The US Military Could Deploy Drones Armed With High-Energy Laser Guns by 2017
Thanks to a new high-energy laser weapon, the future of drone warfare is rapidly resembling something out of a terrifying science fiction film
In military matters, there are few things more controversial than drone warfare. The idea of deploying robotic killing machines does not sit well with many, while others argue that such tactics are the best way to reduce casualties during one of the trickiest periods of modern warfare we have ever witnessed. But far from reducing the presence of drones in Middle East battlegrounds, the US military could soon be making some serious upgrades to the machines, upgrades that are straight out of your favorite science fiction flicks.

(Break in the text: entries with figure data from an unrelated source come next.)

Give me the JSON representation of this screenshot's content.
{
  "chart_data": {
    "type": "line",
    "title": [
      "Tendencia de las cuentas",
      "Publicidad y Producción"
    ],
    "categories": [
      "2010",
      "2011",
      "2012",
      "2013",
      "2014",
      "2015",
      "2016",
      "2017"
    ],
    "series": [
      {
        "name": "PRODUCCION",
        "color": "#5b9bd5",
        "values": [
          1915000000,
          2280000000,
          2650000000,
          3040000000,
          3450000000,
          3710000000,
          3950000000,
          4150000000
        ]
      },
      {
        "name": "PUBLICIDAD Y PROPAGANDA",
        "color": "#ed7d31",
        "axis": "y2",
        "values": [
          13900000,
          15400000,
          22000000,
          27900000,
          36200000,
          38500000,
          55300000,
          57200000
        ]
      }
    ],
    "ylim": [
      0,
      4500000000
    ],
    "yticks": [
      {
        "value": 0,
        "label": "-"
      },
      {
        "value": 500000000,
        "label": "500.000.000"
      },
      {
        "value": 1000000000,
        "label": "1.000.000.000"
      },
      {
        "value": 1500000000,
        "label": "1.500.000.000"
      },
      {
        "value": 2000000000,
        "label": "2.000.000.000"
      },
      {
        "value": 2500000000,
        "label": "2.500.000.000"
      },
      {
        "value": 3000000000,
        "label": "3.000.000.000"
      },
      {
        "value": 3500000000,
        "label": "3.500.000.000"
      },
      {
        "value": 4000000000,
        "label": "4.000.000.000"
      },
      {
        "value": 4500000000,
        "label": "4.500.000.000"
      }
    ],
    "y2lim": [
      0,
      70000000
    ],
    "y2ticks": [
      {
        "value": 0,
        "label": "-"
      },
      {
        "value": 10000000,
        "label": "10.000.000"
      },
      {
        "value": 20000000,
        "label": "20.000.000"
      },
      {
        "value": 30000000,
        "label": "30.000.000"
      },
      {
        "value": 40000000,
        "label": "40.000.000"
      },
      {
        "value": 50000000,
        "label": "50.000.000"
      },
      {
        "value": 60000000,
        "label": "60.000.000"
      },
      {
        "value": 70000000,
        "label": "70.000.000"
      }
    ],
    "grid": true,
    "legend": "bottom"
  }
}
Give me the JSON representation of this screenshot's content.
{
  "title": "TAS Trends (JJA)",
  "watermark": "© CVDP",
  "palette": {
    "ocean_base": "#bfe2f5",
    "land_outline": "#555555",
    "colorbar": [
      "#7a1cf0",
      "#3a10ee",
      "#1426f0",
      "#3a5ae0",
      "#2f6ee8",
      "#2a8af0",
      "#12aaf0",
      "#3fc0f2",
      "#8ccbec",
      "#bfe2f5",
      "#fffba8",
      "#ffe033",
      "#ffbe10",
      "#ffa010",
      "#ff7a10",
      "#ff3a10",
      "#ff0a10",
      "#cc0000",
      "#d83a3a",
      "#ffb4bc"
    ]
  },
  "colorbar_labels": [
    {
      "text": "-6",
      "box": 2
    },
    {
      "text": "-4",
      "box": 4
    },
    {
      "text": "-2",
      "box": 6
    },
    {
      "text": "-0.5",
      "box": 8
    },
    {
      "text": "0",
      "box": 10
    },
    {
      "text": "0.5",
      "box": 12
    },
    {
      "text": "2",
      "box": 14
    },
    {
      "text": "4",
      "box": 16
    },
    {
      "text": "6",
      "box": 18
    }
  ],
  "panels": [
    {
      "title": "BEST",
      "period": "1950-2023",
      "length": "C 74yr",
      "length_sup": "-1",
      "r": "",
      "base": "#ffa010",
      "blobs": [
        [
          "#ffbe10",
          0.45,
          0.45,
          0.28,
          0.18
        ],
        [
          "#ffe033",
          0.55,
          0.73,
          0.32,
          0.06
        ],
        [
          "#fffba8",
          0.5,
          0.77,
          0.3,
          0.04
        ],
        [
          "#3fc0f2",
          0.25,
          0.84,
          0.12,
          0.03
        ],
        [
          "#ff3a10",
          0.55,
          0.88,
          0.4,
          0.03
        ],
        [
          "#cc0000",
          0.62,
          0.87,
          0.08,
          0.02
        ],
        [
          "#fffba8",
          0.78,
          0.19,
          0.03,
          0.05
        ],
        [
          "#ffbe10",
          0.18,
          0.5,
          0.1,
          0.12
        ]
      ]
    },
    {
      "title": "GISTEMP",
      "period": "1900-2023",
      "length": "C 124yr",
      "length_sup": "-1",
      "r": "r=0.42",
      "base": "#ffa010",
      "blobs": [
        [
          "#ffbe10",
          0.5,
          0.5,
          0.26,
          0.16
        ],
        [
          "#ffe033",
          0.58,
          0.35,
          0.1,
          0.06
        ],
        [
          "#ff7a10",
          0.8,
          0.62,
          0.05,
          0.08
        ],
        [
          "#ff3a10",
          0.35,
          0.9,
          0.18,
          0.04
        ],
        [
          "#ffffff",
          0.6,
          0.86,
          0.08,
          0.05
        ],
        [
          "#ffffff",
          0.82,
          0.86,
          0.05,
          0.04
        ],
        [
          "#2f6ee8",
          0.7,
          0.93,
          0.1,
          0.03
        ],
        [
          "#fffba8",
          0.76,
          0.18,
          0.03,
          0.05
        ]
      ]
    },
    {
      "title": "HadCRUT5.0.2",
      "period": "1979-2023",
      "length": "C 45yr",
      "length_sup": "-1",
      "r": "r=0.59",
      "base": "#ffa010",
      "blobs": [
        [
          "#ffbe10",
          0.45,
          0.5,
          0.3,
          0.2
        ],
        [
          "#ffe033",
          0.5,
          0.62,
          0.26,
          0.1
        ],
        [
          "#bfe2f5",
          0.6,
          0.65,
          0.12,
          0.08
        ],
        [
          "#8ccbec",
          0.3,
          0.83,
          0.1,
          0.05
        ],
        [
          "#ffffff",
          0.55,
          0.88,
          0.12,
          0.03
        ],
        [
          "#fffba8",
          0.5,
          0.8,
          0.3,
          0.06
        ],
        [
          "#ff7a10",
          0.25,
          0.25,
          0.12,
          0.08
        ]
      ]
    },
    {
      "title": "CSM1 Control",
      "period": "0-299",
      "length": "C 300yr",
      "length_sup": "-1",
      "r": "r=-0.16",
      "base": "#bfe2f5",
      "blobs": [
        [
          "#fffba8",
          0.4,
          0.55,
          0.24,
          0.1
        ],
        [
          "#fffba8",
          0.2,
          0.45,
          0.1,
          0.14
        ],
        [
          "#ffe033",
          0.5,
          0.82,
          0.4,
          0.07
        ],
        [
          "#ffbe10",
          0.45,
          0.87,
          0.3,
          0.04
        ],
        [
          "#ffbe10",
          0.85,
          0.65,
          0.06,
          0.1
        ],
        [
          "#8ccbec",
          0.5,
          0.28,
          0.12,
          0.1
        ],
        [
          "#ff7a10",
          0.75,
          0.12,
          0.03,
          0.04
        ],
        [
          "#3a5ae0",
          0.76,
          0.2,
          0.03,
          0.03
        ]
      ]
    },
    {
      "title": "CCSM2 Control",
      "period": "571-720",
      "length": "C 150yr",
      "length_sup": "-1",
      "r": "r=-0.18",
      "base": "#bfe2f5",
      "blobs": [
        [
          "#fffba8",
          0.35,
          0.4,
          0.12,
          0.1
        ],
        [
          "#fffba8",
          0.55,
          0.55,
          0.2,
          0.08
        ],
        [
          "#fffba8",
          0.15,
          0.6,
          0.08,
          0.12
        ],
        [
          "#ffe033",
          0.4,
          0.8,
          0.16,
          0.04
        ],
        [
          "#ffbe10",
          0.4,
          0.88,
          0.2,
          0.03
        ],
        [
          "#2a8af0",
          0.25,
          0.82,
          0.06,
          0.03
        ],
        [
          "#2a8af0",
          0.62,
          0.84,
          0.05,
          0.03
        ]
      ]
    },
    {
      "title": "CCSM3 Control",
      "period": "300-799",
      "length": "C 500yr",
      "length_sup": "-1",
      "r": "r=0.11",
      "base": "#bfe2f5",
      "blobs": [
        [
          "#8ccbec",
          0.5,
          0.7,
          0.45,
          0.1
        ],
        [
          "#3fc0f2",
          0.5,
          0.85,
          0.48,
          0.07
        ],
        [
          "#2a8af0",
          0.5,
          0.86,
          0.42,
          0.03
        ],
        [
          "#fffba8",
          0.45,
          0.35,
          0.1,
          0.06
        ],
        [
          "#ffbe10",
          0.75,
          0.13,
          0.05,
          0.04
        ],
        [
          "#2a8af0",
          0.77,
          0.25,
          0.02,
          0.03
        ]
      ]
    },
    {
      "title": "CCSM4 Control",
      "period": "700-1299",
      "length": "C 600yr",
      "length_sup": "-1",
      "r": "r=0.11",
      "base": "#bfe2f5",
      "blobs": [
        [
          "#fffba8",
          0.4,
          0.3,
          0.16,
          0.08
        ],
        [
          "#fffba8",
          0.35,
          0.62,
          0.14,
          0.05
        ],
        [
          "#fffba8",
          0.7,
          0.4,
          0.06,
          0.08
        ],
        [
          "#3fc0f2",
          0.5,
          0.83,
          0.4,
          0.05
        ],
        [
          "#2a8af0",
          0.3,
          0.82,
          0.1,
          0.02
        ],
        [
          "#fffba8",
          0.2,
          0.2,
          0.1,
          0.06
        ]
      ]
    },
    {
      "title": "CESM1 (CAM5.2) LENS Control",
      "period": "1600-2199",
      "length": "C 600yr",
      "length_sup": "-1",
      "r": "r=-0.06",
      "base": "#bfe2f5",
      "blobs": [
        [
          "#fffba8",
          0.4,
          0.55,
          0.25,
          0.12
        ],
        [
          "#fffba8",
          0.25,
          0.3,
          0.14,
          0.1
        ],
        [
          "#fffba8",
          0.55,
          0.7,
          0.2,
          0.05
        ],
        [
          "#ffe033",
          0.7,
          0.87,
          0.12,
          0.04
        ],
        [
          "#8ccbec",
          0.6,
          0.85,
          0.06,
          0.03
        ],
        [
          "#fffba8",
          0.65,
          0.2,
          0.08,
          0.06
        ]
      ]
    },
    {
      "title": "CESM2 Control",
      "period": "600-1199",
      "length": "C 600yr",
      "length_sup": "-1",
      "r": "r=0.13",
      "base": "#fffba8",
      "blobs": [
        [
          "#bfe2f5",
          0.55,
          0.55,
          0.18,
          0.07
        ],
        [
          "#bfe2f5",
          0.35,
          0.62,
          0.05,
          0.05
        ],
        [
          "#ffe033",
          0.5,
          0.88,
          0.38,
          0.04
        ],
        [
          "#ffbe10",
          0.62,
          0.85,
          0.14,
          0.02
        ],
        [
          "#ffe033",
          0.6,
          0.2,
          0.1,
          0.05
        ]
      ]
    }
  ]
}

General Atomics Aeronautical Systems, Inc. (GA-ASI) are among the leaders in laser defense technologies, and they believe they're close to creating a high-energy laser weapon capable of integration with current models of US military drones. Yes, you heard that right. Remote-controlled killing machines with laser weapons could soon be a thing.
"We're funded right now to develop a laser module compatible with the aircraft and study putting it on the Avenger," GA-ASI's Michael Perry told Defense One. "We hope to be funded to do that,"
But laser defense is nothing new, in fact GA-ASI laser modules are already seeing action right now. The USS Ponce currently plays host to a laser defense system whose 30kw output can take down a fast moving missile and open up a decent-sized whole in the hull of a boat. While that's a fearsome prospect, model being developed by GA-ASI for integration with US military drones would be far more powerful. With 150kw power behind it (and the ability to fire for a sustained amount of time) the new GA-ASI laser module would be capable of punching through highly armored targets.
However, as is demonstrated by the size of the laser in the video above, a module capable of delivering 5 times more power is likely to be extremely large and incredibly heavy, which are two things not ideally suited to integrating with an aircraft. Much of GA-ASI's research has gone into reducing the size and weight of the laser module as much as possible, and they are confident they can develop a module suitable for a Predator-C drone's 3000kg payload.
A more important hurdle to overcome is that of targeting. For any weapon capable of delivering such power, it's essential that you can deploy it with the utmost accuracy, a fact that Perry is fully aware of.
Before you spend any money on a laser you better darn well show that you can acquire, ID, and track the objects of interest so that you could put a laser on them. You have to be able to compensate for aero-optic distortion.
Compared to a module mounted on a large ship like the USS Ponce, a drone-mounted module would have to counter huge vibration levels as well as the dusty desert air of its likely deployment areas, not to mention the far greater speeds of its host vessel.
If GA-ASI are successful, it's expected that these powerful laser weapons could be deployed as early as 2017, transforming the face of drone warfare forever.